Beliau juga menceritakan bahwa pada tahun 2001, telah didirikan Direktorat PK Pontren yang sekarang menjadi PD Pontren (Pendidikan Diniyah dan Pondok Pesantren), itu di satu pihak. Di pihak lain kita bisa melihat bahwa telah terjadi proses menurunnya jumlah dan mutu ulama yang dihasilkan oleh pondok pesantren.

Pihak Kementrian Agama menyadari hal itu. Kemudian muncul gagasan untuk mendorong pendirian lembaga pendidikan Ma’had Aly. Gus Sholah menceritakan bahwa pendirian Ma’had Aly Hasyim Asy’ari adalah atas saran Menteri Agama Maftuh Basyuni, walaupun belum ada kejelasan status dan ketegasan peraturan yang ditetapkan oleh Kementerian Agama saat itu. Ketidak jelasan itu berlanjut hingga Pak Maftuh selesai menjalani masa tugas, bahkan hingga Menteri Agama Suryadharma Ali. “Alhamdulillah sekarang telah selesai,” ujar beliau disambut tepuk tangan hadirin.

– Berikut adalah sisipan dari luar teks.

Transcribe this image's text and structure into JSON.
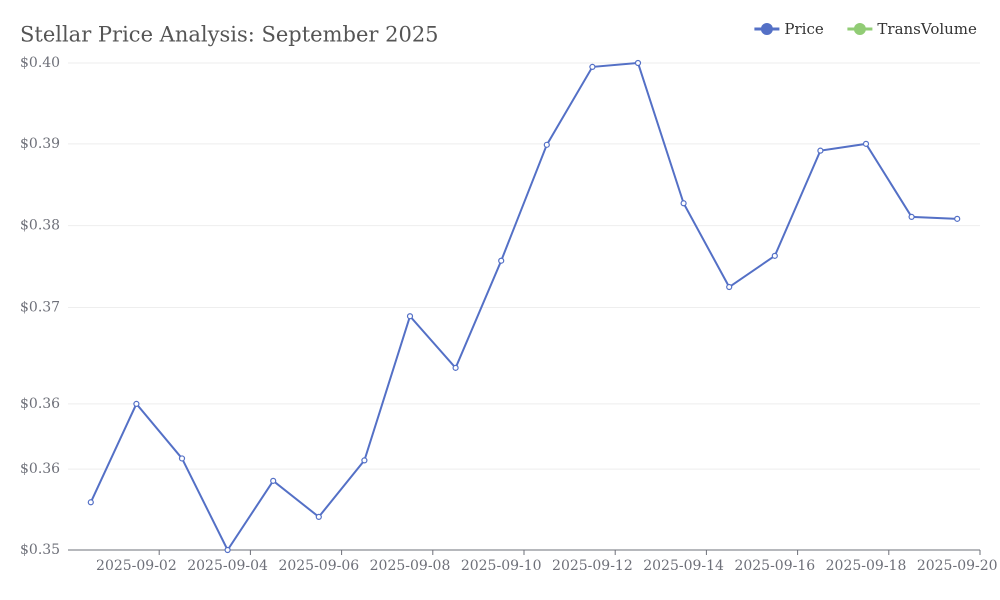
{
  "chart_data": {
    "type": "line",
    "title": "Stellar Price Analysis: September 2025",
    "x": [
      "2025-09-01",
      "2025-09-02",
      "2025-09-03",
      "2025-09-04",
      "2025-09-05",
      "2025-09-06",
      "2025-09-07",
      "2025-09-08",
      "2025-09-09",
      "2025-09-10",
      "2025-09-11",
      "2025-09-12",
      "2025-09-13",
      "2025-09-14",
      "2025-09-15",
      "2025-09-16",
      "2025-09-17",
      "2025-09-18",
      "2025-09-19",
      "2025-09-20"
    ],
    "xticks": [
      "2025-09-02",
      "2025-09-04",
      "2025-09-06",
      "2025-09-08",
      "2025-09-10",
      "2025-09-12",
      "2025-09-14",
      "2025-09-16",
      "2025-09-18",
      "2025-09-20"
    ],
    "series": [
      {
        "name": "Price",
        "color": "#5470c6",
        "values": [
          0.3549,
          0.365,
          0.3594,
          0.35,
          0.3571,
          0.3534,
          0.3592,
          0.374,
          0.3687,
          0.3797,
          0.3916,
          0.3996,
          0.4,
          0.3856,
          0.377,
          0.3802,
          0.391,
          0.3917,
          0.3842,
          0.384
        ]
      },
      {
        "name": "TransVolume",
        "color": "#91cc75",
        "values": [
          null,
          null,
          null,
          null,
          null,
          null,
          null,
          null,
          null,
          null,
          null,
          null,
          null,
          null,
          null,
          null,
          null,
          null,
          null,
          null
        ]
      }
    ],
    "ylim": [
      0.35,
      0.4
    ],
    "yticks": [
      {
        "value": 0.35,
        "label": "$0.35"
      },
      {
        "value": 0.3583,
        "label": "$0.36"
      },
      {
        "value": 0.365,
        "label": "$0.36"
      },
      {
        "value": 0.3749,
        "label": "$0.37"
      },
      {
        "value": 0.3833,
        "label": "$0.38"
      },
      {
        "value": 0.3917,
        "label": "$0.39"
      },
      {
        "value": 0.4,
        "label": "$0.40"
      }
    ],
    "grid": true,
    "legend": "top-right"
  }
}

Gus Sholah menyampaikan rasa syukur atas pengukuhan 13 Ma’had Aly melalui Peraturan Menteri Agama (Permenag). Beliau berharap di masa yang datang Ma’had Aly akan terus berkembang dan bertambah. “Rasa syukur itu harus kita wujudkan dalam bentuk meneruskan kerjasama antar Ma’had Aly yang selama ini bertahun-tahun telah kita lakukan dalam forum bersama membahas masa depan Ma’had Aly sampai keluarnya pengukuhan dari Menteri Agama,” tutur beliau.

Menurut beliau Ma’had Aly adalah penerus tradisi akademik pesantren. Kebanyakan orang melihat pesantren, lanjut beliau, lebih memperhatikan tradisi mengajinya, jarang yang memperhatikan sisi akademiknya. Tradisi pesantren meliputri tradisi mengaji yang bertumpu pada hafalan, sedangkan tradisi akademiknya meliputi tradisi muthola’ah dan bahtsul masail. Bahkan, Ma’had Aly nantinya akan memperbaiki sistem akademik pesantren yang masih belum terstruktur.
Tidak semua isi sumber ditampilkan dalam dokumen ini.